I modified the long sleeve to make it a 3/4 length bell shaped sleeve with a cuff. The cuff was a happy accident - my original mod was too long. The other significant change from the pattern was that I added a full lining. This fabric is a bit coarse and the embroidery adds to that so it wouldn't have felt great against the skin. This was a pretty easy modification to make and it really adds to the wearing enjoyment for my daughter.

The pants are also a linen-look fabric - white, with a black pinstripe (that doesn't want to show up in the photos). I debated about lining these also, for the sake of opacity but decided they were okay enough as is. The fabric isn't very thin. I did use a beige lining fabric for the pocket linings to prevent show through there.


The pattern is Ottobre 3/2012 #38 - a pair of boys' narrow leg trousers. I added quite a bit of width at the hem, but wish that I had added more. I was hoping for a real wide-leg look. Apparently, the original pattern has very narrow legs. I'm happy with the fit otherwise. Deciding on the length did give me pause. I would like them to fit for awhile, but I don't think white pant hems dragging on the ground would be good.


My daughter has gotten so many compliments on this outfit, including women saying they'd like one just like it. It did take longer to make than a dress would have, but it's unique and suits my daughter well. It's a winner!

Sunday, May 4, 2014

Oliver + S Garden Party Dress

For my younger daughter's Easter dress this year, I used the new Oliver + S Garden Party Dress pattern. I'm always tempted to buy the new Oliver + S patterns when they come out, but usually resist unless I have a real "need" for one. An Easter dress seemed justifiable. I found the bodice shirring very appealing and a bit different than many of the girls' dress patterns out there.


I used an embroidered chambray fabric that I had in my stash. It is soft and lightweight and very easy to work with. The combination of an "easy" fabric and an excellent pattern made this dress a pure pleasure to sew.


The dress looks more complicated to make than it actually is. The instructions are excellent and the methods used make it easy to get a good looking product.

Rag curls! Boing, boing!

I slightly altered the pattern pieces to make it work with the border print - mostly just straightening out the side seams.


I expected that the dress would have a zip closure, but it doesn't. I would have liked a slightly more fitted bodice, but it has to slip on over the head, so a bit of extra room is a good thing. A zipper would have been difficult to insert neatly with the band and the gathering.


I like the eyelet border on this fabric. Most of the other versions of this dress that I've seen have the bands and yoke made out of contrast fabric. I felt like there was enough going on with the border, so I made the bands out of the same chambray. I had just barely enough of the border portion to make this work and didn't have the luxury of matching the pattern at the side seams.

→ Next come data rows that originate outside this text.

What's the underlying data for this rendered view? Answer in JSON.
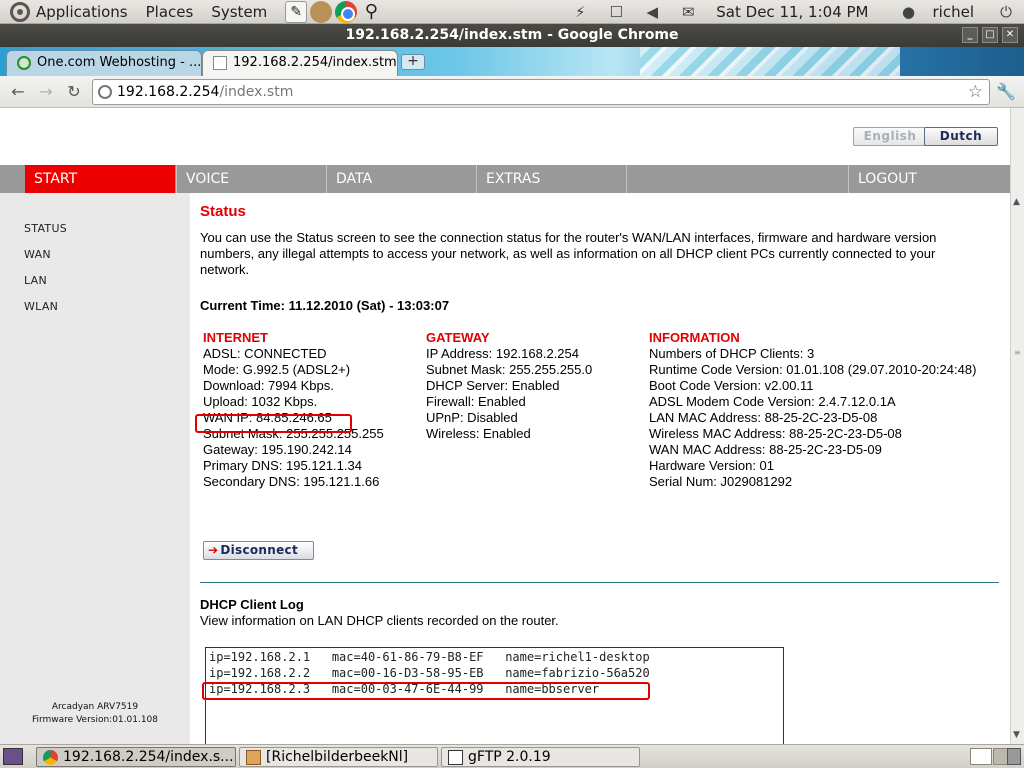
{
  "top_panel": {
    "menus": [
      "Applications",
      "Places",
      "System"
    ],
    "clock": "Sat Dec 11,  1:04 PM",
    "user": "richel"
  },
  "window": {
    "title": "192.168.2.254/index.stm - Google Chrome"
  },
  "tabs": [
    {
      "label": "One.com Webhosting - ...",
      "active": false
    },
    {
      "label": "192.168.2.254/index.stm",
      "active": true
    }
  ],
  "omnibox": {
    "host": "192.168.2.254",
    "path": "/index.stm"
  },
  "page": {
    "languages": {
      "english": "English",
      "dutch": "Dutch"
    },
    "nav": [
      "START",
      "VOICE",
      "DATA",
      "EXTRAS",
      "",
      "LOGOUT"
    ],
    "sidebar": [
      "STATUS",
      "WAN",
      "LAN",
      "WLAN"
    ],
    "device": {
      "model": "Arcadyan ARV7519",
      "firmware": "Firmware Version:01.01.108"
    },
    "title": "Status",
    "intro": "You can use the Status screen to see the connection status for the router's WAN/LAN interfaces, firmware and hardware version numbers, any illegal attempts to access your network, as well as information on all DHCP client PCs currently connected to your network.",
    "current_time": "Current Time: 11.12.2010 (Sat) - 13:03:07",
    "internet": {
      "heading": "INTERNET",
      "rows": [
        "ADSL:  CONNECTED",
        "Mode:  G.992.5 (ADSL2+)",
        "Download:  7994 Kbps.",
        "Upload:  1032 Kbps.",
        "WAN IP:  84.85.246.65",
        "Subnet Mask:  255.255.255.255",
        "Gateway:  195.190.242.14",
        "Primary DNS:  195.121.1.34",
        "Secondary DNS:  195.121.1.66"
      ]
    },
    "gateway": {
      "heading": "GATEWAY",
      "rows": [
        "IP Address:  192.168.2.254",
        "Subnet Mask:  255.255.255.0",
        "DHCP Server:  Enabled",
        "Firewall:  Enabled",
        "UPnP:  Disabled",
        "Wireless:  Enabled"
      ]
    },
    "information": {
      "heading": "INFORMATION",
      "rows": [
        "Numbers of DHCP Clients:  3",
        "Runtime Code Version:  01.01.108 (29.07.2010-20:24:48)",
        "Boot Code Version:  v2.00.11",
        "ADSL Modem Code Version: 2.4.7.12.0.1A",
        "LAN MAC Address: 88-25-2C-23-D5-08",
        "Wireless MAC Address: 88-25-2C-23-D5-08",
        "WAN MAC Address: 88-25-2C-23-D5-09",
        "Hardware Version:  01",
        "Serial Num:   J029081292"
      ]
    },
    "disconnect_label": "Disconnect",
    "dhcp_log": {
      "title": "DHCP Client Log",
      "description": "View information on LAN DHCP clients recorded on the router.",
      "rows": [
        "ip=192.168.2.1   mac=40-61-86-79-B8-EF   name=richel1-desktop",
        "ip=192.168.2.2   mac=00-16-D3-58-95-EB   name=fabrizio-56a520",
        "ip=192.168.2.3   mac=00-03-47-6E-44-99   name=bbserver"
      ]
    }
  },
  "taskbar": [
    {
      "label": "192.168.2.254/index.s...",
      "icon": "chrome-icon",
      "active": true
    },
    {
      "label": "[RichelbilderbeekNl]",
      "icon": "folder-icon",
      "active": false
    },
    {
      "label": "gFTP 2.0.19",
      "icon": "gftp-icon",
      "active": false
    }
  ],
  "colors": {
    "accent_red": "#ee0000",
    "nav_gray": "#999999",
    "sidebar_gray": "#e9e9e9"
  }
}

I really wish that the dress was longer. I added two sizes in length when I cut it out, but it still looks short to me. It does look like the pattern envelope picture, I guess. I wish I would have checked that more carefully. To preserve as much length as possible, I did use bias tape along the hem. For the sake of modesty (some of those eyelet holes are large and high up on the legs!) I made a very simple slip for my daughter to wear with the dress. Adding a lining to the dress seemed way too complicated to me.


This is definitely another winning pattern from Oliver + S. The sleeveless top version is quite cute. I'm sure I'll use this pattern again in some form.

Saturday, May 3, 2014

Burda 02/2014 #128 (Desert Moto Jacket) in White Denim

Last spring I decided I wanted to make a white denim jacket in the traditional jeans jacket style. I never got around to it, but returned to the idea this year. My plan was to use this pattern and when I went to the site to download it, I saw this moto-style jacket and was quite taken with it.



The fabric I used was a lightweight denim with a lot of stretch. Too much stretch. In hindsight, it's clear that I should have interfaced the bodice pieces to control some of the stretch. I think it will be comfortable to wear, but it was frustrating to work with.


I quilted a block of the denim before cutting out the shoulder insets and upper sleeve pieces. I'm happy with how it turned out. I used a heavyweight thread and was pleased with how well it worked. When it came time to topstitch, it didn't work nearly as well and I had to do some switching around between machines, types of needles and thread. Eventually, I found an arrangement that worked, but a lot of the topstitching on this jacket is sub-par.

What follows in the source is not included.